Reza Indragiri Sebut Kasus 4 Bocah Tewas di Jagakarsa Sebagai Pembunuhan Berencana Terhadap Anak
Kasus tewasnya 4 anak di dalam kamar terkuci pada satu rumah kontrakan di kawasan Jagakarsa, Jakarta Selatan menarik banyak perhatian.
Editor: Adi Suhendi
Selain itu, kata dia, jumlah polisi juga acap kali masih disebut-sebut sebagai kendala bagi kecepatan kerja polisi khususnya dalam menyikapi kasus KDRT.
"Situasi KDRT yang berat juga bisa membahayakan jiwa petugas polisi. Padahal, saya bertanya-tanya, seberapa jauh polisi kita sudah terlatih agar bisa menangani insiden KDRT secara aman," katanya.
Namun, untuk kasus di Jagakarsa, menurut Reza sudah bukan masuk sebagai tindak KDRT.
Tapi lebih pantas disebut kasus pembunuhan berencana terhadap anak.
Sehingga, kata dia, pelakunya bila dalam kondisi sadar harus dihukum berat.
"Sebutan kejadian ini sebagai KDRT sepertinya tidak lagi memadai. Ini tepat disebut pula sebagai kasus pembunuhan berencana terhadap anak. Kalau pelakunya waras, hukum mati," katanya.
Reza mengungkapkan hal tersebut bukan bermaksud untuk mendramatisasi.
Namun, pendapatnya tersebut berangkat dari kekhawatirannya tentang tanda-tanda suicide epidemic.

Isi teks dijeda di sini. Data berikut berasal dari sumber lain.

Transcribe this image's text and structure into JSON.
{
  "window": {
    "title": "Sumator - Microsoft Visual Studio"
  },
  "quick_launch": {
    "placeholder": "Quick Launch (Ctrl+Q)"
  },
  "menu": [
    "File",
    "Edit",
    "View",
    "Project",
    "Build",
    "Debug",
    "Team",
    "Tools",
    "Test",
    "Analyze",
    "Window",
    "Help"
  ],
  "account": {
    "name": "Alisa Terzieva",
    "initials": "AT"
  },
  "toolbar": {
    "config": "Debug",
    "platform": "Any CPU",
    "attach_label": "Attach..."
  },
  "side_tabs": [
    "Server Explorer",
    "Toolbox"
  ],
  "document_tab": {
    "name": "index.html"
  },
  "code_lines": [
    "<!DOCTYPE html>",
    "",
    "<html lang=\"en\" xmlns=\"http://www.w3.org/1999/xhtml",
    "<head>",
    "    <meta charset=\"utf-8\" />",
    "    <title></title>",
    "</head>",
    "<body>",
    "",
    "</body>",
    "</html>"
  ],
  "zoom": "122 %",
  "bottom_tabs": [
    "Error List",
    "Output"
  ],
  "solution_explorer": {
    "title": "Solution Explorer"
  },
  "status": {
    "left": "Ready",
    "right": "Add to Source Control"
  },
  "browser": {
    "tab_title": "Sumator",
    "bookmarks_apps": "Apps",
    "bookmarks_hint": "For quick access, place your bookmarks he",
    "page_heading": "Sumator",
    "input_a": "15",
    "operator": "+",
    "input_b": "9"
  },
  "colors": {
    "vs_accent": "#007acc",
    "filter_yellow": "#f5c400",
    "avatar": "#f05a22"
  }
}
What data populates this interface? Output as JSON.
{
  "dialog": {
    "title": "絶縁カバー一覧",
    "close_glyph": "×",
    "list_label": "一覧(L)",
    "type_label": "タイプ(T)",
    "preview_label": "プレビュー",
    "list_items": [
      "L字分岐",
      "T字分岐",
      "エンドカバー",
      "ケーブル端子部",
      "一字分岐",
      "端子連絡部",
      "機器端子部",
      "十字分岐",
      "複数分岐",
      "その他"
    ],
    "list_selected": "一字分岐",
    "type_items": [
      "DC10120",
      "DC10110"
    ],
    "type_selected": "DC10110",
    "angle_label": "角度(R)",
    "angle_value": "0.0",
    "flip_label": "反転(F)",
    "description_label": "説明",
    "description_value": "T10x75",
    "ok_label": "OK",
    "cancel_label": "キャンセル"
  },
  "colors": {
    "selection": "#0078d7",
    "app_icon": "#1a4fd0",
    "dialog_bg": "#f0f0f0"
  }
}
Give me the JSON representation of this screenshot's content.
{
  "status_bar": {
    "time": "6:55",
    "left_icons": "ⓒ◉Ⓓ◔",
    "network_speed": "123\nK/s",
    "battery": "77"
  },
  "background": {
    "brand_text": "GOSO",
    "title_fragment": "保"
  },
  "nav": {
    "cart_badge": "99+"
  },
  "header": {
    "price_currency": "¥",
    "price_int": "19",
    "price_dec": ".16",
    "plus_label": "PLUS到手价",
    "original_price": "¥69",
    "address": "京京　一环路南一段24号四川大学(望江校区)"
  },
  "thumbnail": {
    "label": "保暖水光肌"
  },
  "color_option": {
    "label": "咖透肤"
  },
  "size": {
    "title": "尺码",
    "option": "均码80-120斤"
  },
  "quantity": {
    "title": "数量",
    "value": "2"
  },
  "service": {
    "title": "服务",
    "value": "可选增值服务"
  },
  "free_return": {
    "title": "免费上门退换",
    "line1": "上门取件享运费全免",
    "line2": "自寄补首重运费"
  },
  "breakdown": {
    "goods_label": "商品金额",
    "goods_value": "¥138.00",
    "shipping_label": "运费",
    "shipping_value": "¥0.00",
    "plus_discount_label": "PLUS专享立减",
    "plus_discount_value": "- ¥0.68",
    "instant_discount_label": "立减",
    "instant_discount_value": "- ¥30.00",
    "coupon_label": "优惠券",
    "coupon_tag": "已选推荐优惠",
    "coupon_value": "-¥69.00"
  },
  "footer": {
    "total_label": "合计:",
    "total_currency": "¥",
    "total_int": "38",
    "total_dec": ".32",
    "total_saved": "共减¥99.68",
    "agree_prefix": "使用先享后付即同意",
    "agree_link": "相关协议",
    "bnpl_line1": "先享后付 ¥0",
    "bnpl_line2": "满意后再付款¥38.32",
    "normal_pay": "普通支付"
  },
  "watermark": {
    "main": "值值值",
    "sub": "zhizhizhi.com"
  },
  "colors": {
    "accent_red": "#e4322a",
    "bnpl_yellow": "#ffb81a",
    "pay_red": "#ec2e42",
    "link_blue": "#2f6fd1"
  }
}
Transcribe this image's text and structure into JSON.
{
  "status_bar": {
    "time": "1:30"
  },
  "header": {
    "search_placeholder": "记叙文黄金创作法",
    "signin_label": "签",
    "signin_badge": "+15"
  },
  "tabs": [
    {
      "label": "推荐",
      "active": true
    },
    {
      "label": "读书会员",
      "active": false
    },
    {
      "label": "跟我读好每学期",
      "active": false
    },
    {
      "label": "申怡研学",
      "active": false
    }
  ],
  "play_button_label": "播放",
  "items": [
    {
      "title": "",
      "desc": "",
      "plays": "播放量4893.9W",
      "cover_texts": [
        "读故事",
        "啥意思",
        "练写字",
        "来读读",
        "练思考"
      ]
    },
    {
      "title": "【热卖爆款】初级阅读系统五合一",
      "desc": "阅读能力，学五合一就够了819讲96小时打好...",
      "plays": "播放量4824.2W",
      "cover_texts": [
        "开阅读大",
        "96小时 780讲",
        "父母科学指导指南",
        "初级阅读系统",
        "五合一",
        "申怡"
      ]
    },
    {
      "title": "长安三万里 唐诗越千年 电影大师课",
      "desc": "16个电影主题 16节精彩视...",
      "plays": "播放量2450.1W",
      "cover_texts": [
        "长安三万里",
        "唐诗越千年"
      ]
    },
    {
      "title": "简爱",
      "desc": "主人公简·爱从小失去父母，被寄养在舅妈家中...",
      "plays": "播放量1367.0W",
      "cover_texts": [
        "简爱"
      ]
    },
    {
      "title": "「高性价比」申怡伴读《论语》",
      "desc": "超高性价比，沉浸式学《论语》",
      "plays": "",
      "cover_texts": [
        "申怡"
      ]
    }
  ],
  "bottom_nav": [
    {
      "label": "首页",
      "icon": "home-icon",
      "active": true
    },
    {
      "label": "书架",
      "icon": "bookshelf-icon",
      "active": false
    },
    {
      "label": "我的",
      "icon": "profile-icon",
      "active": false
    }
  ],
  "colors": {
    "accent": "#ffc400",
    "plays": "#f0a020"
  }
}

"Sebagaimana yang saya sering kemukakan belakangan ini, saya was-was kita sedang berhadapan dengan tanda-tanda suicide epidemic. Dalam kasus ini, pelaku sepertinya juga mencoba bunuh diri, tapi gagal. Apa pun itu, bunuh diri sudah menjadi aksi," ucapnya.
Dengan asumsi, kata dia, ini merupakan satu kasus yang menandai suicide epidemic dan bertalian dengan KDRT, maka tidak cukup lagi penyikapan kasus per kasus.
"Butuh program berskala luas untuk mengatasi KDRT dan bunuh diri," ujarnya.
Menurut dia, perlakuan punitive berupa pemenjaraan, tidak serta-merta sebagai solusi mujarab.
"Dalam kasus KDRT dua seleb belum lama ini, yang berujung penjara bagi suami, saya mengusulkan ada perlakuan selektif berupa wajib rehabilitasi bagi pelaku. Antara lain anger management, drug intoxification," katanya.